Naturalmente gli intoppi non tardano a manifestarsi: fra la difficoltà di procurarsi le materie prime, gli scontri con i dealer locali e la reazione della famiglia alla sua malattia e al suo strano comportamento, Walt deve affrontare pericoli mortali tanto medici quanto criminali e imparare a gestire non soltanto la sua nuova attività, ma anche i mutati rapporti con i familiari e soprattutto con Skyler, sempre più sospettosa date le assenze inspiegabili del marito. La bravura di Bryan Cranston emerge proprio nella ricerca di un nuovo equilibrio interiore per il suo personaggio: nella prima stagione in Walt coesistono il professorino che “cucina” in mutande per non impregnare gli unici vestiti buoni, il chimico pragmatico che fonde serrature per rubare la metilammina che gli serve per i cristalli e che escogita il modo migliore per liberarsi di un cadavere (“It seems to me that our best course of action would be chemical disincorporation, dissolving in hydrofluoric acid.” 1×02, “Cat’s in the Bag”) e addirittura il novello supereroe che difende il figlio dai bulletti locali a suon di calci e riduce in cenere le BMW dei personaggi più irritanti. L’evoluzione di Walt viene suggellata dalla rasatura a zero dei capelli, non solo per contrastare gli effetti collaterali della chemioterapia (“Bad ass, Dad!”, sancisce il figlio nell’episodio 1×06, “Crazy Handful of Nothin'”) e dalla scelta del nickname “Heisenberg“, omaggio al noto premio Nobel per la fisica, ma soprattutto simbolo del New Deal personale di un Mr. White certo non più incolore.
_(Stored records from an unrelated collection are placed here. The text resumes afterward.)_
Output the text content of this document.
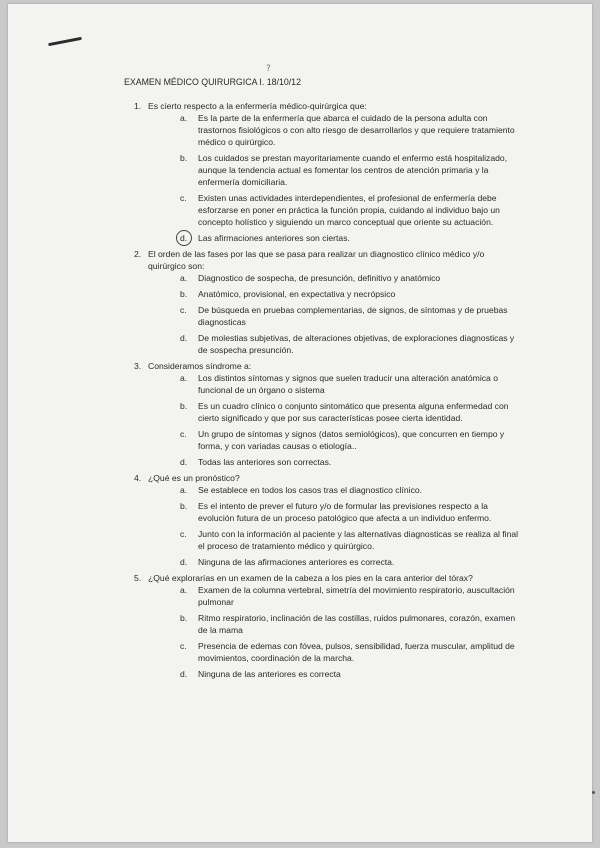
?
EXAMEN MÉDICO QUIRURGICA I. 18/10/12
1. Es cierto respecto a la enfermería médico-quirúrgica que:
a.	Es la parte de la enfermería que abarca el cuidado de la persona adulta con trastornos fisiológicos o con alto riesgo de desarrollarlos y que requiere tratamiento médico o quirúrgico.
b.	Los cuidados se prestan mayoritariamente cuando el enfermo está hospitalizado, aunque la tendencia actual es fomentar los centros de atención primaria y la enfermería domiciliaria.
c.	Existen unas actividades interdependientes, el profesional de enfermería debe esforzarse en poner en práctica la función propia, cuidando al individuo bajo un concepto holístico y siguiendo un marco conceptual que oriente su actuación.
d.	Las afirmaciones anteriores son ciertas.
2. El orden de las fases por las que se pasa para realizar un diagnostico clínico médico y/o quirúrgico son:
a.	Diagnostico de sospecha, de presunción, definitivo y anatómico
b.	Anatómico, provisional, en expectativa y necrópsico
c.	De búsqueda en pruebas complementarias, de signos, de síntomas y de pruebas diagnosticas
d.	De molestias subjetivas, de alteraciones objetivas, de exploraciones diagnosticas y de sospecha presunción.
3. Consideramos síndrome a:
a.	Los distintos síntomas y signos que suelen traducir una alteración anatómica o funcional de un órgano o sistema
b.	Es un cuadro clínico o conjunto sintomático que presenta alguna enfermedad con cierto significado y que por sus características posee cierta identidad.
c.	Un grupo de síntomas y signos (datos semiológicos), que concurren en tiempo y forma, y con variadas causas o etiología..
d.	Todas las anteriores son correctas.
4. ¿Qué es un pronóstico?
a.	Se establece en todos los casos tras el diagnostico clínico.
b.	Es el intento de prever el futuro y/o de formular las previsiones respecto a la evolución futura de un proceso patológico que afecta a un individuo enfermo.
c.	Junto con la información al paciente y las alternativas diagnosticas se realiza al final el proceso de tratamiento médico y quirúrgico.
d.	Ninguna de las afirmaciones anteriores es correcta.
5. ¿Qué explorarías en un examen de la cabeza a los pies en la cara anterior del tórax?
a.	Examen de la columna vertebral, simetría del movimiento respiratorio, auscultación pulmonar
b.	Ritmo respiratorio, inclinación de las costillas, ruidos pulmonares, corazón, examen de la mama
c.	Presencia de edemas con fóvea, pulsos, sensibilidad, fuerza muscular, amplitud de movimientos, coordinación de la marcha.
d.	Ninguna de las anteriores es correcta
Il resto del cast non è da meno, soprattutto per quanto riguarda Aaron Paul, la cui personalità emerge pian piano da sotto la maschera compulsiva yo, bitch, yo, e la splendida Anna Gunn, che, stagione dopo stagione, si riscopre sempre più donna, oltre che sempre più madre. Anche gli altri personaggi rivelano poco a poco tutta la loro complessità: la maschera di self-confidence di Hank si sgretola fra le profonde crisi di panico e la pericolosa battaglia contro il giro di droga (e in particolare contro il cartello messicano), mentre la moglie Marie (Betsy Brandt) segue il percorso inverso, dimostrando di saper far fronte al crollo del marito e acquistando una tridimensionalità che fa dimenticare l’iniziale figura piatta di cleptomane petulante. Anche gli amici/sgherri di Jesse trascendono il ruolo iniziale di elementi di contorno, divenendo tasselli importante nella rete delle metamfetamine e nel tentativo delle forze dell’ordine di risalire al misterioso Heisenberg. Non mancano poi personaggi di cui si intuisce subito lo spessore, in primis lo spettacolare antagonista Gus Fring (Giancarlo Esposito) e l’avvocato criminale da late-night commercial Saul Goodman (Bob Odenkirk). Ma se tutto il cast dà prova di ottima recitazione (sostenuta da un’altrettanto valida sceneggiatura), Breaking Bad resta sempre e comunque lo show di Walt, che non ha mai avuto nulla e che ora rivendica il suo nuovo ruolo. “You got a problem with that?”